À Dijon, l’ouverture du magasin éphémère de la marque chinoise Shein a provoqué un tollé plus brûlant encore qu’un pot de moutarde oublié au soleil… Les lobbyistes de la marque, comme Christophe Castaner, assurent « défendre la mode pour tous ».
Nous sommes le 26 juin et il y a énormément de monde dans cette petite rue commerçante du centre-ville de Dijon. Cela m’intrigue. Les Dijonnais auraient-ils un regain d’intérêt pour les soldes d’été débutés la veille ?

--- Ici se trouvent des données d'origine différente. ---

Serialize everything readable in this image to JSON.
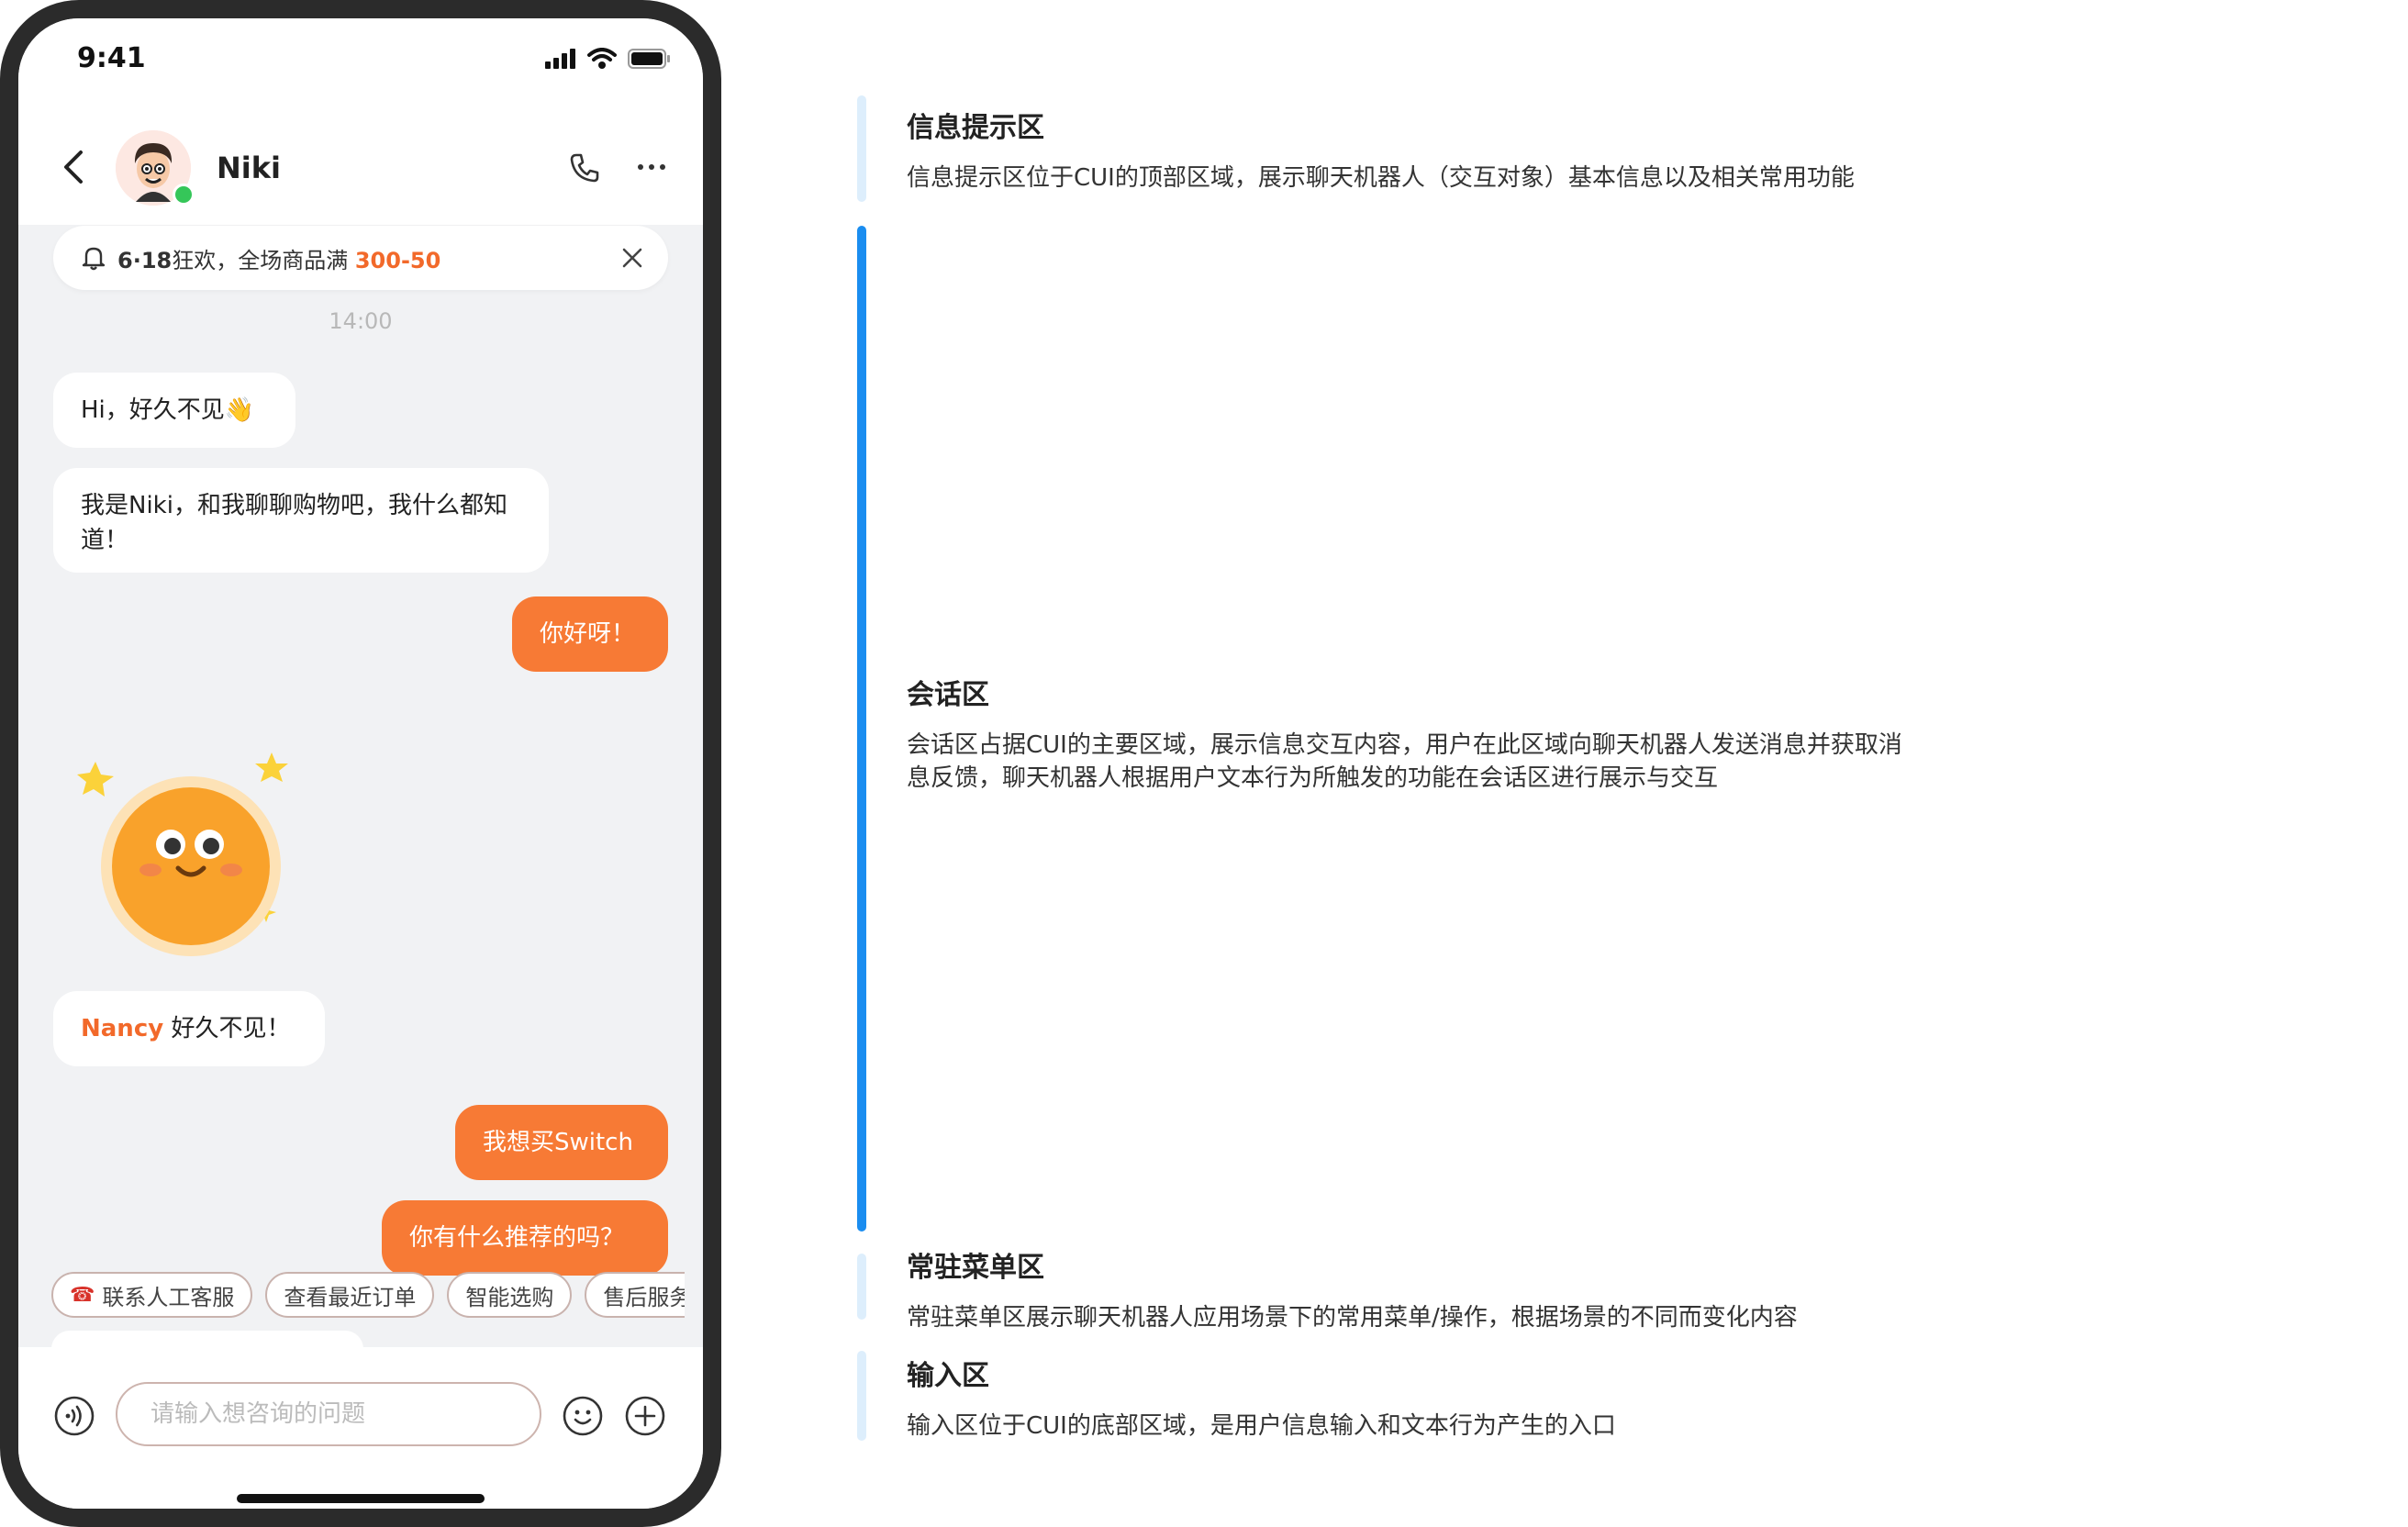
{
  "status": {
    "time": "9:41"
  },
  "header": {
    "name": "Niki"
  },
  "notice": {
    "date": "6·18",
    "text": "狂欢，全场商品满 ",
    "accent": "300-50"
  },
  "chat": {
    "timestamp": "14:00",
    "messages": [
      {
        "side": "left",
        "text": "Hi，好久不见👋"
      },
      {
        "side": "left",
        "text": "我是Niki，和我聊聊购物吧，我什么都知道！"
      },
      {
        "side": "right",
        "text": "你好呀！"
      },
      {
        "side": "left",
        "name": "Nancy",
        "text": " 好久不见！"
      },
      {
        "side": "right",
        "text": "我想买Switch"
      },
      {
        "side": "right",
        "text": "你有什么推荐的吗？"
      }
    ]
  },
  "quick_menu": [
    {
      "label": "联系人工客服",
      "icon": "telephone-icon"
    },
    {
      "label": "查看最近订单"
    },
    {
      "label": "智能选购"
    },
    {
      "label": "售后服务"
    }
  ],
  "input": {
    "placeholder": "请输入想咨询的问题"
  },
  "colors": {
    "accent": "#f77a35",
    "highlight_bar": "#1a8df0",
    "bar": "#ddeefc"
  },
  "annotations": [
    {
      "title": "信息提示区",
      "desc": "信息提示区位于CUI的顶部区域，展示聊天机器人（交互对象）基本信息以及相关常用功能"
    },
    {
      "title": "会话区",
      "desc": "会话区占据CUI的主要区域，展示信息交互内容，用户在此区域向聊天机器人发送消息并获取消息反馈，聊天机器人根据用户文本行为所触发的功能在会话区进行展示与交互"
    },
    {
      "title": "常驻菜单区",
      "desc": "常驻菜单区展示聊天机器人应用场景下的常用菜单/操作，根据场景的不同而变化内容"
    },
    {
      "title": "输入区",
      "desc": "输入区位于CUI的底部区域，是用户信息输入和文本行为产生的入口"
    }
  ]
}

J’apprends hélas, quelques minutes plus tard, que ce qui déplace les foules ce matin de juin n’est autre que l’ouverture du pop-up store du géant chinois Shein qui continue de déployer son concept de magasin éphémère dans les centres-villes des métropoles françaises. Après Paris en 2023, Marseille fin 2024, c’est donc dans la capitale bourguignonne que Shein vient de poser ses valises. L’entreprise n’y restera qu’une dizaine de jours mais sa présence suffit à déclencher une virulente polémique.

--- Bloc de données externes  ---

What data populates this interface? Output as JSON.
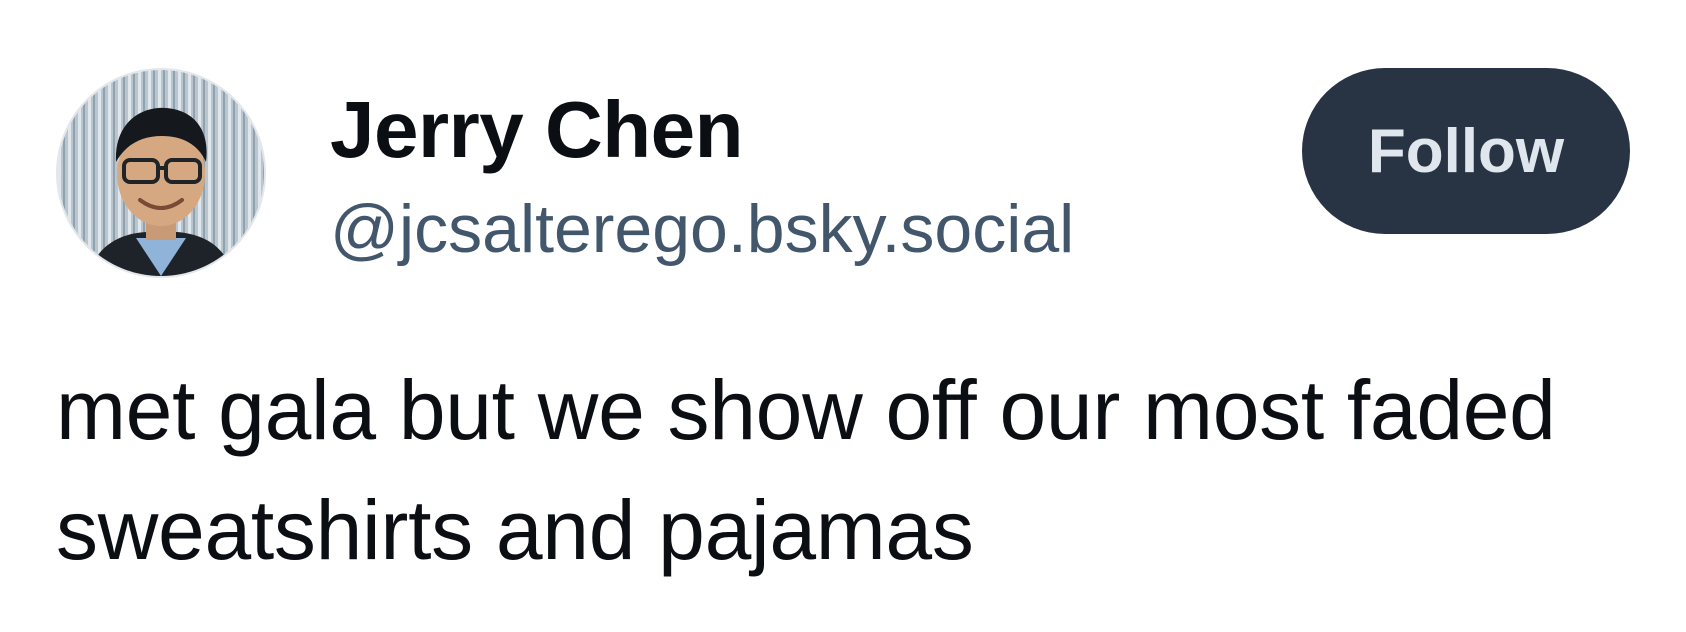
{
  "author": {
    "display_name": "Jerry Chen",
    "handle": "@jcsalterego.bsky.social"
  },
  "actions": {
    "follow_label": "Follow"
  },
  "post": {
    "text": "met gala but we show off our most faded sweatshirts and pajamas"
  },
  "colors": {
    "follow_background": "#283444",
    "follow_text": "#dfe6ee",
    "handle_text": "#42576c",
    "body_text": "#0b0f14"
  }
}
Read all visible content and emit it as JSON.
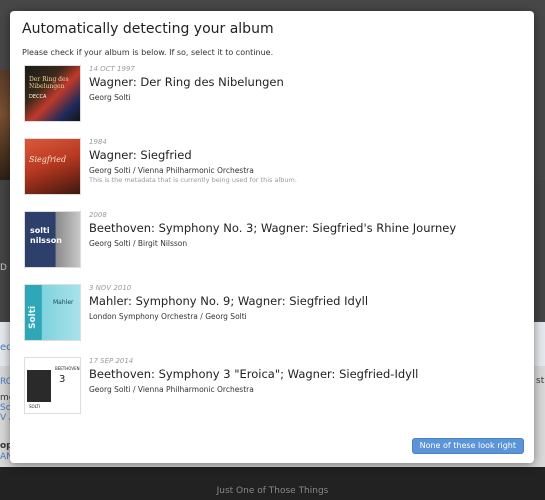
{
  "background": {
    "fragments": [
      "D R",
      "edi",
      "RC",
      "mei",
      "Solti",
      "V A",
      "ope",
      "ANC",
      "st"
    ],
    "caption": "Just One of Those Things"
  },
  "modal": {
    "title": "Automatically detecting your album",
    "description": "Please check if your album is below. If so, select it to continue.",
    "albums": [
      {
        "date": "14 OCT 1997",
        "title": "Wagner: Der Ring des Nibelungen",
        "artist": "Georg Solti",
        "note": "",
        "cover_text": [
          "Der Ring des Nibelungen",
          "DECCA"
        ]
      },
      {
        "date": "1984",
        "title": "Wagner: Siegfried",
        "artist": "Georg Solti / Vienna Philharmonic Orchestra",
        "note": "This is the metadata that is currently being used for this album.",
        "cover_text": [
          "Siegfried"
        ]
      },
      {
        "date": "2008",
        "title": "Beethoven: Symphony No. 3; Wagner: Siegfried's Rhine Journey",
        "artist": "Georg Solti / Birgit Nilsson",
        "note": "",
        "cover_text": [
          "solti",
          "nilsson"
        ]
      },
      {
        "date": "3 NOV 2010",
        "title": "Mahler: Symphony No. 9; Wagner: Siegfried Idyll",
        "artist": "London Symphony Orchestra / Georg Solti",
        "note": "",
        "cover_text": [
          "Solti",
          "Mahler"
        ]
      },
      {
        "date": "17 SEP 2014",
        "title": "Beethoven: Symphony 3 \"Eroica\"; Wagner: Siegfried-Idyll",
        "artist": "Georg Solti / Vienna Philharmonic Orchestra",
        "note": "",
        "cover_text": [
          "BEETHOVEN",
          "3",
          "SOLTI"
        ]
      }
    ],
    "none_button": "None of these look right"
  }
}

La moutarde nous monte au nez
Une association locale de consommateurs (CLCV 21) dénonce dans un communiqué de presse un modèle économique « incompatible avec les enjeux actuels de consommation responsable, de respects des droits humains et de préservation de l’environnement ». La vitrine a été vandalisée avant même l’ouverture du magasin et les médias locaux se pressent pour recueillir avis et témoignages, qu’ils émanent d’adeptes ou bien de détracteurs. En tant que commerçante, je préfère éviter de condamner trop rapidement un phénomène capable de générer du trafic en centre-ville et donc du potentiel flux dans les commerces même si, pour ma part, j’ai toujours détesté ces produits à bas coût et de piètre qualité. Après tout, les Français sont libres de dépenser leur argent comme ils l’entendent pourvu que le cadre légal soit respecté. Malheureusement, c’est précisément là que le bât blesse.

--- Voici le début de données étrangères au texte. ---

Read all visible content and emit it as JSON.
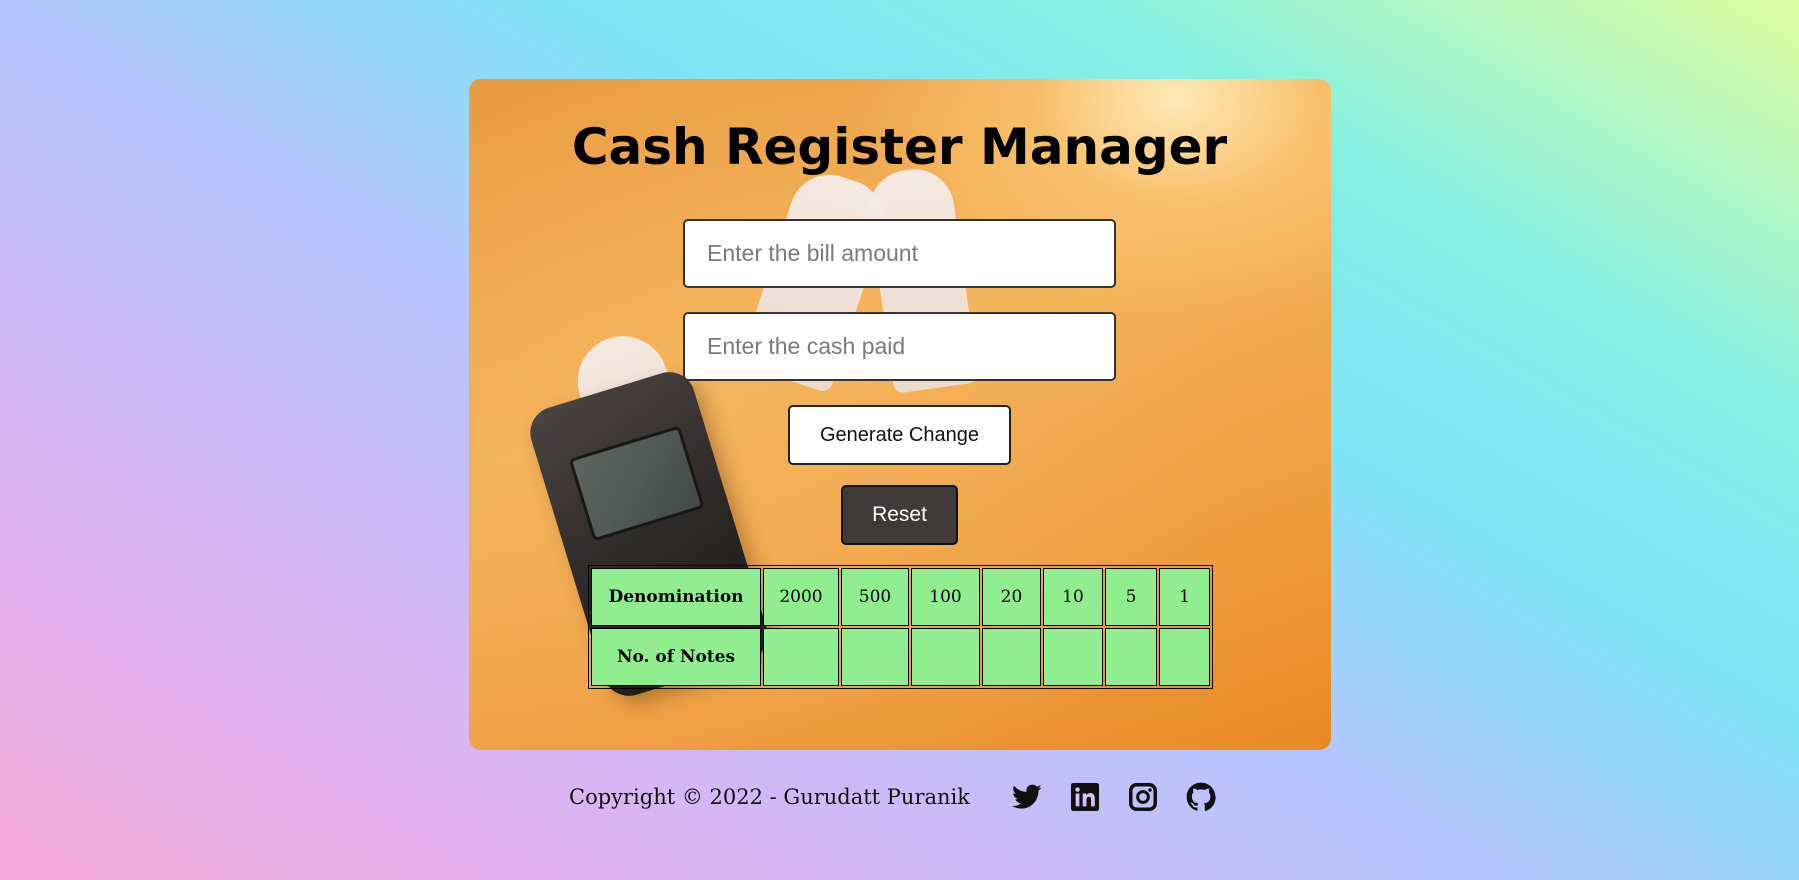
{
  "app": {
    "title": "Cash Register Manager"
  },
  "form": {
    "bill_placeholder": "Enter the bill amount",
    "bill_value": "",
    "cash_placeholder": "Enter the cash paid",
    "cash_value": "",
    "generate_label": "Generate Change",
    "reset_label": "Reset"
  },
  "table": {
    "row_headers": [
      "Denomination",
      "No. of Notes"
    ],
    "denominations": [
      "2000",
      "500",
      "100",
      "20",
      "10",
      "5",
      "1"
    ],
    "notes": [
      "",
      "",
      "",
      "",
      "",
      "",
      ""
    ]
  },
  "footer": {
    "copyright": "Copyright © 2022 - Gurudatt Puranik",
    "social": [
      {
        "name": "twitter",
        "icon": "twitter-icon"
      },
      {
        "name": "linkedin",
        "icon": "linkedin-icon"
      },
      {
        "name": "instagram",
        "icon": "instagram-icon"
      },
      {
        "name": "github",
        "icon": "github-icon"
      }
    ]
  },
  "colors": {
    "table_cell": "#90ee90",
    "reset_button": "#3e3a38",
    "card_orange": "#eea042"
  }
}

Quentin Ruffat, porte-parole de Shein France, répondant à ses détracteurs dijonnais, a déclaré que « le problème avec la morale, c’est que c’est toujours celle des autres ». Mais est-ce vraiment la morale qui est en cause ? Le 29 avril dernier, la ministre chargée des Comptes publics Amélie de Montchalin, a dévoilé des chiffres alarmants : 94 % des produits contrôlés en provenance des plateformes chinoises Shein et Temu ne sont pas conformes aux normes françaises. 66 % d’entre eux seraient même dangereux pour les consommateurs. Est-ce une question de morale ou bien de santé publique ? En tout cas, il ne fait aucun doute que si un commerçant français proposait à la vente de tels articles, la répression des fraudes aurait tôt fait de le sanctionner, à juste titre, d’une fermeture administrative à effet immédiat.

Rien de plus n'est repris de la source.